In Britain, Prime Minister Gordon Brown urged fellow Europeans to raise their bid on reducing greenhouse gas emissions to pressure the US and others to offer more at Copenhagen.
“We’ve got to make countries recognise that they have to be as ambitious as they say they want to be. It’s not enough to say ‘I may do this, I might do this, possibly I’ll do this.’ I want to create a situation in which the European Union is persuaded to go to 30 per cent,” Brown was quoted as saying by Britain’s Guardian newspaper.
The European Union has pledged to reduce greenhouse gas emissions by 20 per cent by 2020, compared with 1990, and is considering raising that to 30 per cent if other governments also aim high. EU leaders will have an opportunity to make such a move at an EU summit this Thursday and Friday in Brussels.
On Monday, when the climate conference opened, the Obama administration gave the talks a boost by announcing steps that could lead to new US emissions controls that don’t require the approval of the US Congress.
The US Environmental Protection Agency (EPA) said scientific evidence clearly shows that greenhouse gases “threaten the public health and welfare of the American people” and that the pollutants — mainly carbon dioxide from burning fossil fuels — should be reduced, if not by Congress then by the agency responsible for enforcing air pollution.
As Congress considers the first US legislation to cap carbon emissions, the EPA finding will enable the Obama administration to act on greenhouse gases without congressional action, potentially imposing federal limits on climate-changing pollution from cars, power plants and factories.
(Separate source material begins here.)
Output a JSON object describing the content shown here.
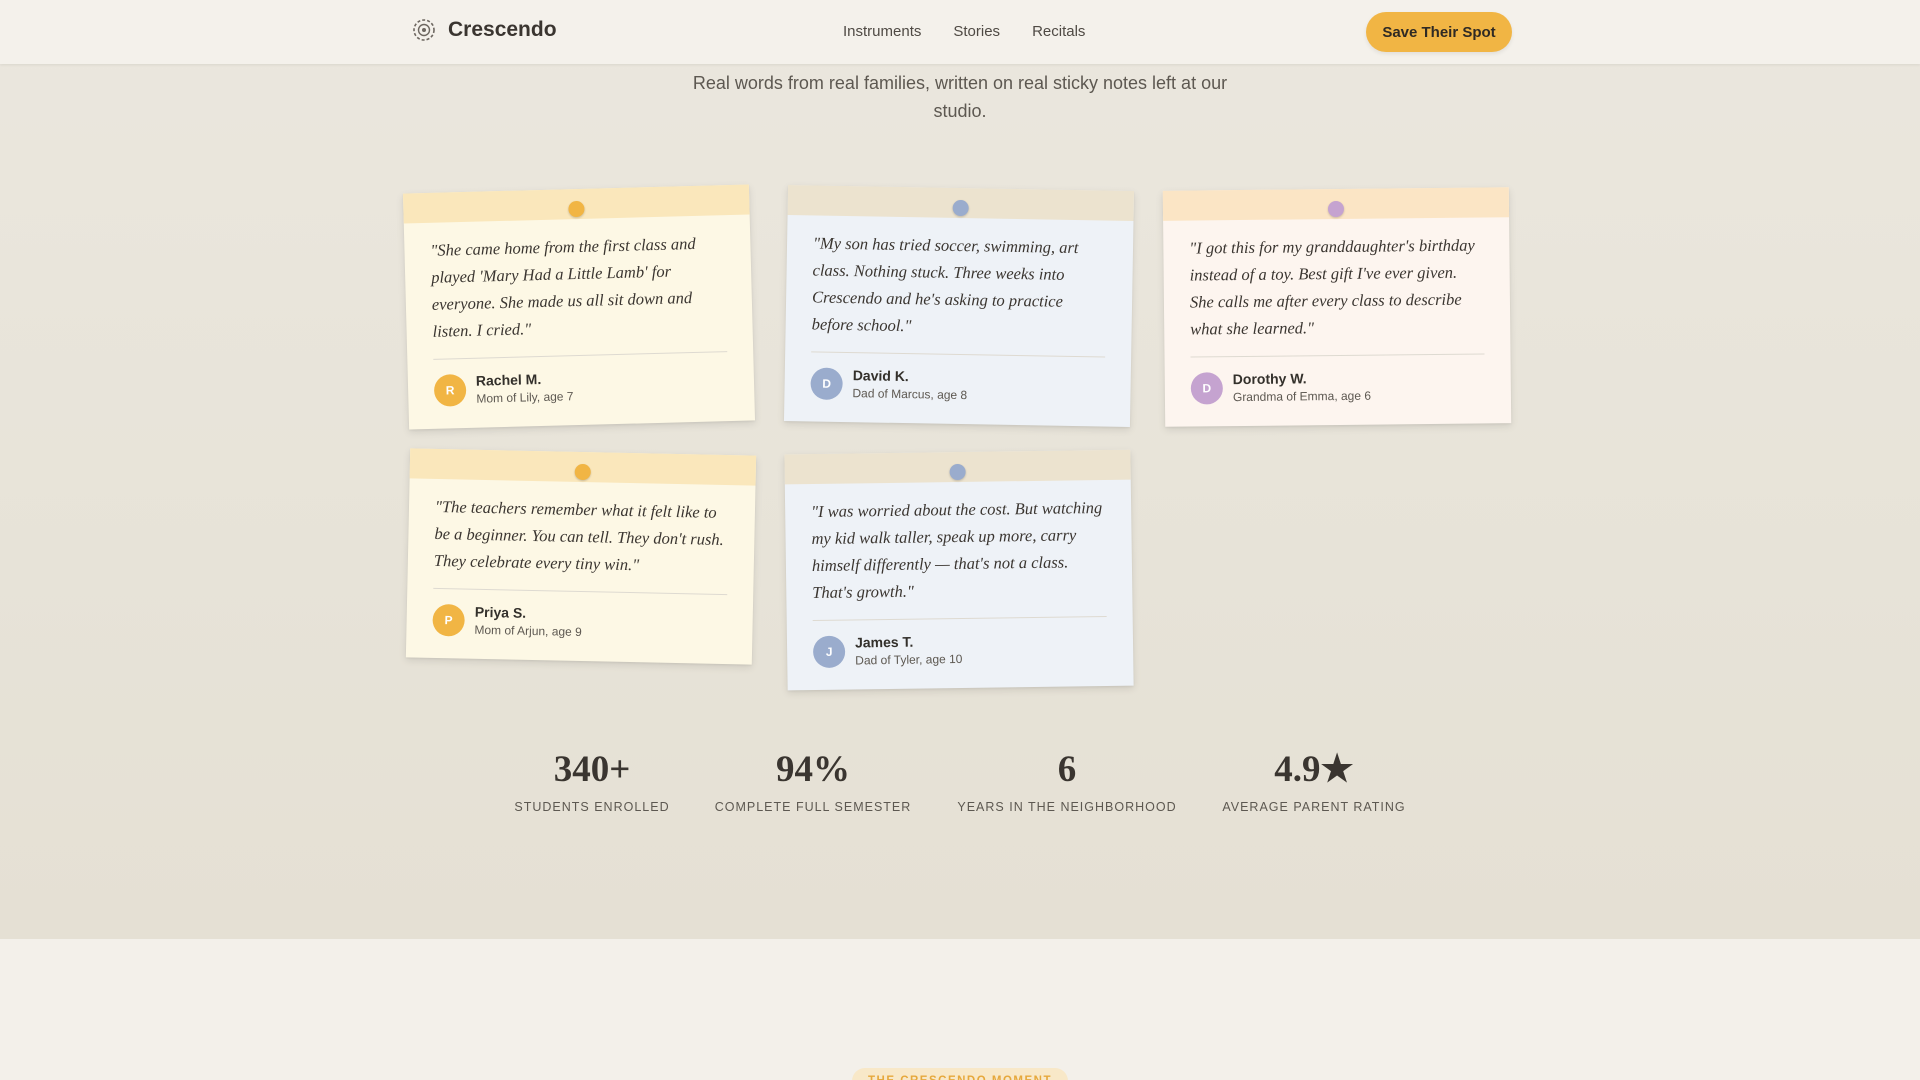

Yvo de Boer, UN climate chief, said yesterday the EPA finding gives Obama “something to fall back on.”
“I think that will boost people’s confidence” at the Copenhagen talks in the Americans’ ability to offer more, he said.
The European Union had called for a stronger bid by the Americans, who thus far have pledged emissions cuts much less ambitious than Europe’s. The US has offered a 17 per cent reduction in emissions from their 2005 level — comparable to a three to four per cent cut from 1990 levels.
“This is meaningful because it is yet a sign that the Americans have more to offer. My evaluation is that the US can offer much more,” EU environment spokesman Andreas Carlgren told reporters yesterday in Stockholm.
Whether the prospect of EPA action will satisfy such demands — and what China may now add to its earlier offer — remains to be seen. And success in the long-running climate talks hinges on more than emissions reductions. Most important, it requires commitments of financial support by rich countries for poor nations to help them cope with the impact of a changing climate.
Swedish negotiator Anders Turesson yesterday said the US 17-per cent reductions “are insufficient and we hope more would come out of that”.
He suggested the US buy more carbon credits on the international market, where emissions reductions by developing countries can be credited and sold to the industrialised world.